Siège du ministère des Affaires étrangères à Tunis.

En plein débat sur la quasi-absence de la diplomatie tunisienne sur la scène internationale et le rôle qu’elle aurait dû jouer pour aider notre pays à sortir de la crise asphyxiante qu’elle vit aujourd’hui, le président de la république a mis fin à la mission de nombreux ambassadeurs et consuls, sans donner d’explication à sa décision que beaucoup d’observateurs ont assimilé à une sanction infligée aux diplomates ainsi démis de leurs fonctions. On a évoqué diverses raisons : corruption, incompétence, faible rendement, clientélisme politique…

Par Imed Bahri

Quoi qu’il en soit, le sentiment partagé par une majorité de Tunisiens est que ces chers ambassadeurs, qui coûtent si cher à la communauté nationale, ne brillent pas par une activité débordante dans les capitales où ils sont en poste et, au moment où leur pays fait face à des pressions politiques de la part de ses principaux partenaires internationaux, dues à des malentendus et des incompréhensions, ils font preuve d’une quasi-absence, ne faisant pas l’effort de communication et d’explication attendu d’eux auprès des acteurs politiques et médiatiques dans leurs pays d’exercice.

Cette introduction nous a été dictée par la lettre que nous avons reçue de la part d’un citoyen tunisien vivant en Pologne depuis une vingtaine d’années, où il nous fait part de son «soulagement» (sic!) en apprenant que le président Kais Saied a mis fin à la mission de notre ambassadeur à Varsovie, Sghaier Fatnassi.

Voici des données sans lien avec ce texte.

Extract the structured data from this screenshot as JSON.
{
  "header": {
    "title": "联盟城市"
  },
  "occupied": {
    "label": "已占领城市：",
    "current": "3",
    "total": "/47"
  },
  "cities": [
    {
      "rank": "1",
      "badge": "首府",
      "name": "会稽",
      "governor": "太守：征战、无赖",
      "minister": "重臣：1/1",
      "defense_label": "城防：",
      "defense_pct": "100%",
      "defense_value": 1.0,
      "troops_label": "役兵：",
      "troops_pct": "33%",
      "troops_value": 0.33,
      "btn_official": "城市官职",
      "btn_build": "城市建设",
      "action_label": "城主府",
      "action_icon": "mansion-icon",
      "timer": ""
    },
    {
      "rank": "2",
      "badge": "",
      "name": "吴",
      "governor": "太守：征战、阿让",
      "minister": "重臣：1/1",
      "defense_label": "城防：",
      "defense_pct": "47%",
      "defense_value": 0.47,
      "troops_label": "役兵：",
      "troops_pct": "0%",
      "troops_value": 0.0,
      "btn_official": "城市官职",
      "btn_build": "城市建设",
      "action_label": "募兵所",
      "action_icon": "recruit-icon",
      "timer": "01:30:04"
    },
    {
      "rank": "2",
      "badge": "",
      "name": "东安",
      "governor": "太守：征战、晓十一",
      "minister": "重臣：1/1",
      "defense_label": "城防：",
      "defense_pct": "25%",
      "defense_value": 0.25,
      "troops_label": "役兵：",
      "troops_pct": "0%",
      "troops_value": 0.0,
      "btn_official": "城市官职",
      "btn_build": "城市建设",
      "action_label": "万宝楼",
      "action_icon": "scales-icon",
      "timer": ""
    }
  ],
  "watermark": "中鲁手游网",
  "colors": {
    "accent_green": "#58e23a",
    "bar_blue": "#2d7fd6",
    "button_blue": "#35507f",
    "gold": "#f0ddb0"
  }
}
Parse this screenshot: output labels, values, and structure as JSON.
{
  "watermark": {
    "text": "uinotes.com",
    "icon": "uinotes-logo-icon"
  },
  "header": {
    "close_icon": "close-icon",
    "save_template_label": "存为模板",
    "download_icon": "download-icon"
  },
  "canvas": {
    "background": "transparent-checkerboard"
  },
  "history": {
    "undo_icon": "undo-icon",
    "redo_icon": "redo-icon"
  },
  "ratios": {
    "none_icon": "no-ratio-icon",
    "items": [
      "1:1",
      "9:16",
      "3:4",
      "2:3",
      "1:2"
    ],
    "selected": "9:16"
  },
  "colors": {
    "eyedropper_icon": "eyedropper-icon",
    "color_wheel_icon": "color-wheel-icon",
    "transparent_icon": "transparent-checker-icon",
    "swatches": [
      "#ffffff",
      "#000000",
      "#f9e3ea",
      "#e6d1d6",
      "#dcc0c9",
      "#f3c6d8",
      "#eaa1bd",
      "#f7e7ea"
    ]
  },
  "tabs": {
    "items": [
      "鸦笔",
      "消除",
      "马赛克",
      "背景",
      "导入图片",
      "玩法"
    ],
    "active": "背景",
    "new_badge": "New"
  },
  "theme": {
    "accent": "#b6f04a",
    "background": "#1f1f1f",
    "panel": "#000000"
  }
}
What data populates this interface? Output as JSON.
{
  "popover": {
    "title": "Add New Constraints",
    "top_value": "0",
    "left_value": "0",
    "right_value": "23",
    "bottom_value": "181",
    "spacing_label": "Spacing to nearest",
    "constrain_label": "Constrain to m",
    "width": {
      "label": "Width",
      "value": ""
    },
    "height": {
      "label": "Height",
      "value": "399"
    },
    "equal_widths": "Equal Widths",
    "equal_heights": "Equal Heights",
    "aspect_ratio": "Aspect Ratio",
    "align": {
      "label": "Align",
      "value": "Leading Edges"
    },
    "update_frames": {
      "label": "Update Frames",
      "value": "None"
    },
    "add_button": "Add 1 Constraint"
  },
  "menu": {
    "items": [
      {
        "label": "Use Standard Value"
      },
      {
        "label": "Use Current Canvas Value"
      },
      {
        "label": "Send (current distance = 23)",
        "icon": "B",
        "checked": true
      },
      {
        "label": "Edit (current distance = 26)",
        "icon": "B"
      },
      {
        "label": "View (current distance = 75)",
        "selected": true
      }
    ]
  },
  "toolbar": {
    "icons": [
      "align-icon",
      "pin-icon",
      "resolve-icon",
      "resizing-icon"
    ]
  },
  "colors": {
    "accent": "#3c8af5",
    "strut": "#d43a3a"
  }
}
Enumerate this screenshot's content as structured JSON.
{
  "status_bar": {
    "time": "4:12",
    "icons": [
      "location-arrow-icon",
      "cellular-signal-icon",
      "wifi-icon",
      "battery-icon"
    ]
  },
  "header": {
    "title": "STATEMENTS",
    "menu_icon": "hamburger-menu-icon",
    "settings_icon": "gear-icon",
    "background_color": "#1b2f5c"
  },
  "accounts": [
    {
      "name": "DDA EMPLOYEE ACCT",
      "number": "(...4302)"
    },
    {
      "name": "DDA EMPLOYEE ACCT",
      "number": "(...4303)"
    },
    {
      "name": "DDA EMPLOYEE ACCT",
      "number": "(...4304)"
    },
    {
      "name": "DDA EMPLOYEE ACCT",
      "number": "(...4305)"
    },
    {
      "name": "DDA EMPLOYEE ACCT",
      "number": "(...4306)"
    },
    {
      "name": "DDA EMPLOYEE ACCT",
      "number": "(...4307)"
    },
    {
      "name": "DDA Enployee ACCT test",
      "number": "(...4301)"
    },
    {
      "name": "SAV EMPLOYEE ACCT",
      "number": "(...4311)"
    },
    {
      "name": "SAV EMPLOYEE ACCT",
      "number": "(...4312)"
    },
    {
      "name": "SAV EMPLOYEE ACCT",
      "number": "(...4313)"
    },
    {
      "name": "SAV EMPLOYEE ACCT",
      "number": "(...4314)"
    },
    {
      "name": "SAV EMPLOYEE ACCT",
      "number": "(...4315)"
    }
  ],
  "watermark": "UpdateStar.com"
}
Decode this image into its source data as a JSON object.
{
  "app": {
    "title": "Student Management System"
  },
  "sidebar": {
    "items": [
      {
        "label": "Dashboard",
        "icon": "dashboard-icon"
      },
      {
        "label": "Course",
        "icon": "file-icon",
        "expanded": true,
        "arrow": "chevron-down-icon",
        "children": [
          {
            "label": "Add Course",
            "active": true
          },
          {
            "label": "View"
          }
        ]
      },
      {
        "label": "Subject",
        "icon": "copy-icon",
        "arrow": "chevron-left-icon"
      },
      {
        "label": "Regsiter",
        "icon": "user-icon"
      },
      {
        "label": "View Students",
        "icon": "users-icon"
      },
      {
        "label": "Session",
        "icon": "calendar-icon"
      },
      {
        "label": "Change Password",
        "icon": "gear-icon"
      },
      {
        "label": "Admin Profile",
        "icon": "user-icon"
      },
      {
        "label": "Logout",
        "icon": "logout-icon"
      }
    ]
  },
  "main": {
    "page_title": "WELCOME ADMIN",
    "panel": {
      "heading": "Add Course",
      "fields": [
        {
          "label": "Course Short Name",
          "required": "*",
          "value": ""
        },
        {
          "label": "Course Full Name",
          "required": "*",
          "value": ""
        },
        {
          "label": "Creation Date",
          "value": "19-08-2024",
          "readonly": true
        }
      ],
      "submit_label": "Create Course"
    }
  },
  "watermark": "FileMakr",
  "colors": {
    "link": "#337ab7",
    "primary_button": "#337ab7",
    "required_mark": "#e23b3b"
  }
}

Quasi-absence de la scène diplomatique mondiale

«Je ne suis pas rancunier envers qui que ce soit, mais ce bonhomme est arrivé en Pologne pour passer des vacances aux frais de la princesse, touchant un salaire et attendant tranquillement la retraite, alors que notre pays vit une grave crise économique», écrit ce citoyen qui déplore le manque d’intérêt de la Tunisie pour le développement de ses relations avec ce pays est-européen où la Tunisie pourrait trouver des débouchés importants pour ses produits et services et où certains de nos concurrents, comme le Maroc, la Turquie ou l’Egypte, sont déjà bien implantés, grâce à une intense activité de prospection, adossée à une diplomatie dynamique et entreprenante.

«Le prédécesseur de M. Fatnassi était encore pire. Il avait décliné l’invitation de la Chambre économique de la ville de Lodz qui organisait le congrès  »Poland Arabia » regroupant des hommes d’affaires de l’ensemble des pays arabes et leurs homologues polonais», ajoute notre correspondant. «Tous les pays arabes étaient présents sauf la Tunisie, qui a le plus besoin de dynamiser et d’intensifier ses relations économiques avec la Pologne, un pays qui galope à 6,5% de taux de croissance et qui vient de bénéficier de plus de 170 milliards d’euros d’aide de l’Union européenne pour la période 2021-2027)», regrette-t-il encore avec amertume, estimant que notre pays est en train de rater stupidement de précieuses opportunités en raison de l’égoïsme, de la paresse et de l’irresponsabilité de ses propres enfants.

Doucement le matin, pas trop vite le soir…  

Pour ne rien arranger, les ambassadeurs tunisiens qui se sont succédé à Varsovie ne prennent même pas contact avec les Tunisiens déjà établis en Pologne, où ces derniers disposent de relais intéressants dans les milieux diplomatique, médiatique et des affaires et qui auraient pu les aider à établir des contacts précieux pour des coopérations futures entre les institutions nationales de promotion des activités économiques à l’étranger, comme le Cepex, l’ONTT, l’APII ou la Fipa, et les opérateurs locaux qui sont, eux aussi, à la recherche de nouveaux partenariats, notamment en Afrique et dans le monde arabe, déplore encore notre interlocuteur qui s’interroge sur les critères souvent pris en compte par les autorités à Tunis pour désigner nos représentants à l’étranger.

Parmi ces critères, on le sait, et qui n’aident pas à placer les responsables qu’il faut à la place qu’il faut, on peut citer le clientélisme politique, le népotisme, le régionalisme et la complaisance corporatiste, sans parler des cadeaux de fin de carrière, qui se traduisent par le placement dans des capitales importantes de quasi-retraités sinon de bras cassés qui se la coulent douce : doucement le matin, pas trop vite le soir et entre les deux il faut rien leur demander.

Et dire que certains Tunisiens, qui ne comprennent rien à la mission d’un ambassadeur, se plaignent du fait que des ambassadeurs de pays étrangers en poste en Tunisie qui, pour bien mener leur mission, se déplacent partout dans notre pays et se rendent même dans les zones les plus reculées ! C’est là pourtant que réside toute la différence entre un bon ambassadeur et un simple carriériste.